HLD · Traffic
Load Balancing
Distribute incoming traffic across multiple servers for scale and availability.
1. Why load balancing exists
One server handles limited concurrent connections and CPU. A load balancer (LB) sits in front of a pool of identical app servers and routes each request to a healthy backend.
Example: An e-commerce site during a sale gets 50k RPS. One VM caps at 5k RPS. Ten VMs behind an LB share the load; if one dies, traffic shifts to the rest.
2. Layer 4 vs Layer 7
| Type | Operates on | Can route by URL? | Example |
|---|---|---|---|
| L4 (transport) | IP + TCP/UDP port | No | AWS NLB, HAProxy TCP mode |
| L7 (application) | HTTP headers, path, cookies | Yes | NGINX, AWS ALB, Envoy |
Interview tip: Use L7 when you need path-based routing (/api → API fleet, /static → CDN). Use L4 for raw TCP, WebSockets at scale, or lowest latency.
3. Load balancing algorithms
- Round robin: Rotate across servers in order. Simple; ignores server load.
- Weighted round robin: Bigger machines get more requests.
- Least connections: Send to server with fewest active connections. Good for long-lived requests.
- IP hash: Same client IP → same server. Sticky sessions without cookies.
- Consistent hash: Minimal reshuffle when nodes added/removed (see Consistent Hashing note).
4. Health checks
LBs probe backends (GET /health) every few seconds. Unhealthy nodes are removed from rotation automatically.
- Active checks: LB sends probe; knows real availability.
- Passive checks: LB marks node bad after N consecutive 5xx/timeouts from real traffic.
Always implement a cheap health endpoint that verifies critical dependencies (DB ping optional — sometimes you want the node up but draining).
5. Session stickiness (affinity)
Stateful apps may require the same user on the same server (in-memory cart). Options:
- LB cookie-based sticky sessions
- IP hash (brittle behind NAT)
- Better: Store session in Redis — any server can serve any user (stateless app tier)
6. Scaling pattern (interview walkthrough)

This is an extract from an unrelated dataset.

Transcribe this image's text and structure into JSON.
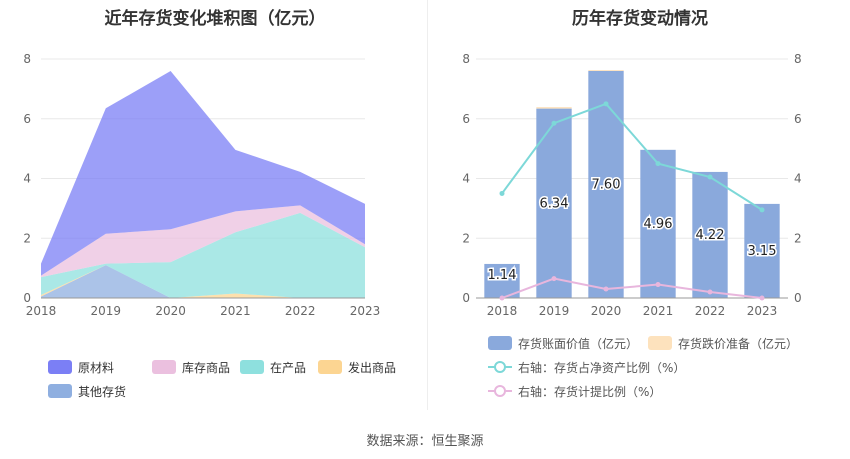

- DNS → LB (single entry point)
- LB → N stateless app servers (auto-scaling group)
- Shared DB + cache behind apps
- Scale horizontally until DB becomes bottleneck → read replicas, sharding
7. Failure modes
- LB itself is SPOF: Use managed LB (AWS ALB) or active-passive LB pair (keepalived + floating IP).
- Thundering herd: All traffic hits one node after others fail — use slow start / ramp-up on new nodes.

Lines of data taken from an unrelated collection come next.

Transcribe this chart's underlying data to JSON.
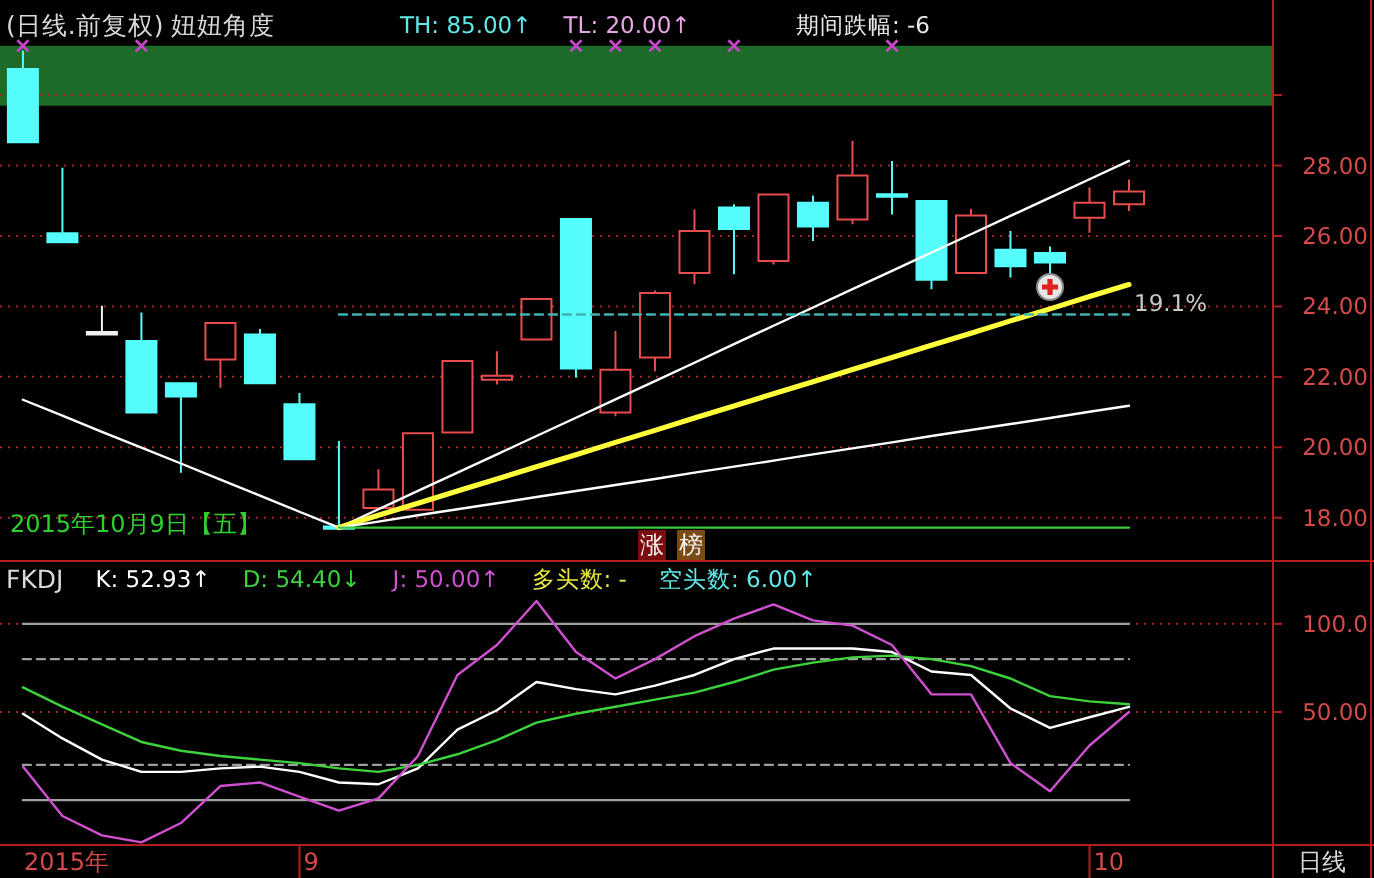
{
  "chart_data": [
    {
      "type": "candlestick",
      "title": "(日线.前复权) 妞妞角度",
      "categories": [
        null,
        null,
        null,
        null,
        null,
        null,
        null,
        null,
        null,
        null,
        null,
        null,
        null,
        null,
        null,
        null,
        null,
        null,
        null,
        null,
        null,
        null,
        null,
        null,
        null,
        null,
        null,
        null,
        null
      ],
      "ohlc": [
        [
          30.74,
          31.26,
          28.66,
          28.66
        ],
        [
          26.08,
          27.94,
          25.82,
          25.82
        ],
        [
          23.24,
          24.02,
          23.24,
          23.24
        ],
        [
          23.02,
          23.83,
          20.99,
          20.99
        ],
        [
          21.82,
          21.82,
          19.28,
          21.44
        ],
        [
          22.49,
          23.53,
          21.69,
          23.53
        ],
        [
          23.2,
          23.36,
          21.82,
          21.82
        ],
        [
          21.22,
          21.54,
          19.66,
          19.66
        ],
        [
          17.72,
          20.18,
          17.72,
          17.72
        ],
        [
          18.28,
          19.38,
          18.28,
          18.8
        ],
        [
          18.23,
          20.4,
          18.23,
          20.4
        ],
        [
          20.42,
          22.45,
          20.42,
          22.45
        ],
        [
          21.92,
          22.73,
          21.78,
          22.03
        ],
        [
          23.06,
          24.21,
          23.06,
          24.21
        ],
        [
          26.48,
          26.48,
          21.98,
          22.24
        ],
        [
          20.99,
          23.3,
          20.88,
          22.2
        ],
        [
          22.55,
          24.45,
          22.16,
          24.38
        ],
        [
          24.95,
          26.75,
          24.63,
          26.14
        ],
        [
          26.81,
          26.9,
          24.91,
          26.2
        ],
        [
          25.29,
          27.18,
          25.19,
          27.18
        ],
        [
          26.94,
          27.15,
          25.86,
          26.27
        ],
        [
          26.47,
          28.7,
          26.33,
          27.72
        ],
        [
          27.15,
          28.13,
          26.61,
          27.15
        ],
        [
          26.99,
          26.99,
          24.49,
          24.76
        ],
        [
          24.95,
          26.77,
          24.95,
          26.58
        ],
        [
          25.61,
          26.14,
          24.82,
          25.14
        ],
        [
          25.52,
          25.7,
          24.91,
          25.25
        ],
        [
          26.52,
          27.38,
          26.09,
          26.94
        ],
        [
          26.9,
          27.6,
          26.71,
          27.26
        ]
      ],
      "colors": [
        "#54fcfc",
        "#54fcfc",
        "#f0f0f0",
        "#54fcfc",
        "#54fcfc",
        "#e84c4c",
        "#54fcfc",
        "#54fcfc",
        "#54fcfc",
        "#e84c4c",
        "#e84c4c",
        "#e84c4c",
        "#e84c4c",
        "#e84c4c",
        "#54fcfc",
        "#e84c4c",
        "#e84c4c",
        "#e84c4c",
        "#54fcfc",
        "#e84c4c",
        "#54fcfc",
        "#e84c4c",
        "#54fcfc",
        "#54fcfc",
        "#e84c4c",
        "#54fcfc",
        "#54fcfc",
        "#e84c4c",
        "#e84c4c"
      ],
      "bands": [
        {
          "axis": "y",
          "from": 29.7,
          "to": 31.4,
          "color": "#1c6b28"
        }
      ],
      "series": [
        {
          "type": "line",
          "values": [
            21.35,
            20.9,
            20.44,
            19.99,
            19.54,
            19.08,
            18.63,
            18.17,
            17.72,
            null,
            null,
            null,
            null,
            null,
            null,
            null,
            null,
            null,
            null,
            null,
            null,
            null,
            null,
            null,
            null,
            null,
            null,
            null,
            null
          ],
          "color": "#ffffff"
        },
        {
          "type": "line",
          "values": [
            null,
            null,
            null,
            null,
            null,
            null,
            null,
            null,
            17.72,
            18.24,
            18.76,
            19.28,
            19.8,
            20.32,
            20.84,
            21.36,
            21.88,
            22.4,
            22.93,
            23.45,
            23.97,
            24.49,
            25.01,
            25.53,
            26.05,
            26.57,
            27.09,
            27.61,
            28.13
          ],
          "color": "#ffffff"
        },
        {
          "type": "line",
          "values": [
            null,
            null,
            null,
            null,
            null,
            null,
            null,
            null,
            17.72,
            18.07,
            18.41,
            18.76,
            19.1,
            19.45,
            19.79,
            20.14,
            20.48,
            20.83,
            21.17,
            21.52,
            21.86,
            22.21,
            22.55,
            22.9,
            23.24,
            23.59,
            23.93,
            24.28,
            24.62
          ],
          "color": "#ffff3c"
        },
        {
          "type": "line",
          "values": [
            null,
            null,
            null,
            null,
            null,
            null,
            null,
            null,
            17.72,
            17.89,
            18.07,
            18.24,
            18.41,
            18.59,
            18.76,
            18.93,
            19.1,
            19.28,
            19.45,
            19.62,
            19.8,
            19.97,
            20.14,
            20.32,
            20.49,
            20.66,
            20.83,
            21.01,
            21.18
          ],
          "color": "#ffffff"
        },
        {
          "type": "line",
          "values": [
            null,
            null,
            null,
            null,
            null,
            null,
            null,
            null,
            17.72,
            17.72,
            17.72,
            17.72,
            17.72,
            17.72,
            17.72,
            17.72,
            17.72,
            17.72,
            17.72,
            17.72,
            17.72,
            17.72,
            17.72,
            17.72,
            17.72,
            17.72,
            17.72,
            17.72,
            17.72
          ],
          "color": "#3cc83c"
        },
        {
          "type": "line",
          "values": [
            null,
            null,
            null,
            null,
            null,
            null,
            null,
            null,
            23.77,
            23.77,
            23.77,
            23.77,
            23.77,
            23.77,
            23.77,
            23.77,
            23.77,
            23.77,
            23.77,
            23.77,
            23.77,
            23.77,
            23.77,
            23.77,
            23.77,
            23.77,
            23.77,
            23.77,
            23.77
          ],
          "color": "#3cb4b4",
          "line_style": "dashed"
        },
        {
          "type": "scatter",
          "values": [
            31.4,
            null,
            null,
            31.4,
            null,
            null,
            null,
            null,
            null,
            null,
            null,
            null,
            null,
            null,
            31.4,
            31.4,
            31.4,
            null,
            31.4,
            null,
            null,
            null,
            31.4,
            null,
            null,
            null,
            null,
            null,
            null
          ],
          "color": "#c844c8",
          "marker": "cross"
        }
      ],
      "ylim": [
        16.8,
        32.7
      ],
      "yticks": [
        {
          "value": 18,
          "label": "18.00"
        },
        {
          "value": 20,
          "label": "20.00"
        },
        {
          "value": 22,
          "label": "22.00"
        },
        {
          "value": 24,
          "label": "24.00"
        },
        {
          "value": 26,
          "label": "26.00"
        },
        {
          "value": 28,
          "label": "28.00"
        },
        {
          "value": 30,
          "label": null
        }
      ],
      "grid": "y",
      "annotations": [
        "TH: 85.00↑",
        "TL: 20.00↑",
        "期间跌幅: -6",
        "19.1%",
        "涨",
        "榜",
        "2015年10月9日【五】"
      ]
    },
    {
      "type": "line",
      "title": "FKDJ",
      "categories": [
        null,
        null,
        null,
        null,
        null,
        null,
        null,
        "9",
        null,
        null,
        null,
        null,
        null,
        null,
        null,
        null,
        null,
        null,
        null,
        null,
        null,
        null,
        null,
        null,
        null,
        null,
        null,
        "10",
        null
      ],
      "series": [
        {
          "values": [
            100,
            100,
            100,
            100,
            100,
            100,
            100,
            100,
            100,
            100,
            100,
            100,
            100,
            100,
            100,
            100,
            100,
            100,
            100,
            100,
            100,
            100,
            100,
            100,
            100,
            100,
            100,
            100,
            100
          ],
          "color": "#a0a0a0"
        },
        {
          "values": [
            80,
            80,
            80,
            80,
            80,
            80,
            80,
            80,
            80,
            80,
            80,
            80,
            80,
            80,
            80,
            80,
            80,
            80,
            80,
            80,
            80,
            80,
            80,
            80,
            80,
            80,
            80,
            80,
            80
          ],
          "color": "#a0a0a0",
          "line_style": "dashed"
        },
        {
          "values": [
            20,
            20,
            20,
            20,
            20,
            20,
            20,
            20,
            20,
            20,
            20,
            20,
            20,
            20,
            20,
            20,
            20,
            20,
            20,
            20,
            20,
            20,
            20,
            20,
            20,
            20,
            20,
            20,
            20
          ],
          "color": "#a0a0a0",
          "line_style": "dashed"
        },
        {
          "values": [
            0,
            0,
            0,
            0,
            0,
            0,
            0,
            0,
            0,
            0,
            0,
            0,
            0,
            0,
            0,
            0,
            0,
            0,
            0,
            0,
            0,
            0,
            0,
            0,
            0,
            0,
            0,
            0,
            0
          ],
          "color": "#a0a0a0"
        },
        {
          "name": "K: 52.93↑",
          "color": "#ffffff",
          "values": [
            49,
            35,
            23,
            16,
            16,
            18,
            19,
            16,
            10,
            9,
            18,
            40,
            51,
            67,
            63,
            60,
            65,
            71,
            80,
            86,
            86,
            86,
            84,
            73,
            71,
            52,
            41,
            47,
            52.93
          ]
        },
        {
          "name": "D: 54.40↓",
          "color": "#3cd23c",
          "values": [
            64,
            53,
            43,
            33,
            28,
            25,
            23,
            21,
            18,
            16,
            20,
            26,
            34,
            44,
            49,
            53,
            57,
            61,
            67,
            74,
            78,
            81,
            82,
            80,
            76,
            69,
            59,
            56,
            54.4
          ]
        },
        {
          "name": "J: 50.00↑",
          "color": "#d050d0",
          "values": [
            19,
            -9,
            -20,
            -24,
            -13,
            8,
            10,
            2,
            -6,
            1,
            25,
            71,
            88,
            113,
            84,
            69,
            80,
            93,
            103,
            111,
            102,
            99,
            88,
            60,
            60,
            21,
            5,
            31,
            50
          ]
        }
      ],
      "ylim": [
        -24.9,
        135.1
      ],
      "yticks": [
        {
          "value": 50,
          "label": "50.00"
        },
        {
          "value": 100,
          "label": "100.0"
        }
      ],
      "grid": "y",
      "legend": "top left",
      "annotations": [
        "多头数: -",
        "空头数: 6.00↑",
        "日线",
        "2015年"
      ]
    }
  ]
}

- Cold nodes: New instances accept traffic before JVM warmup — use readiness probes that fail until warm.
Quick revision
- Purpose: Scale out, fault tolerance, single entry point.
- L4 vs L7: IP/port vs HTTP-aware routing.
- Algorithms: RR, weighted RR, least conn, consistent hash.
- Health checks: Remove bad nodes automatically.
- Sessions: Prefer external session store over sticky LB.
- SPOF: Managed LB or HA pair for the balancer itself.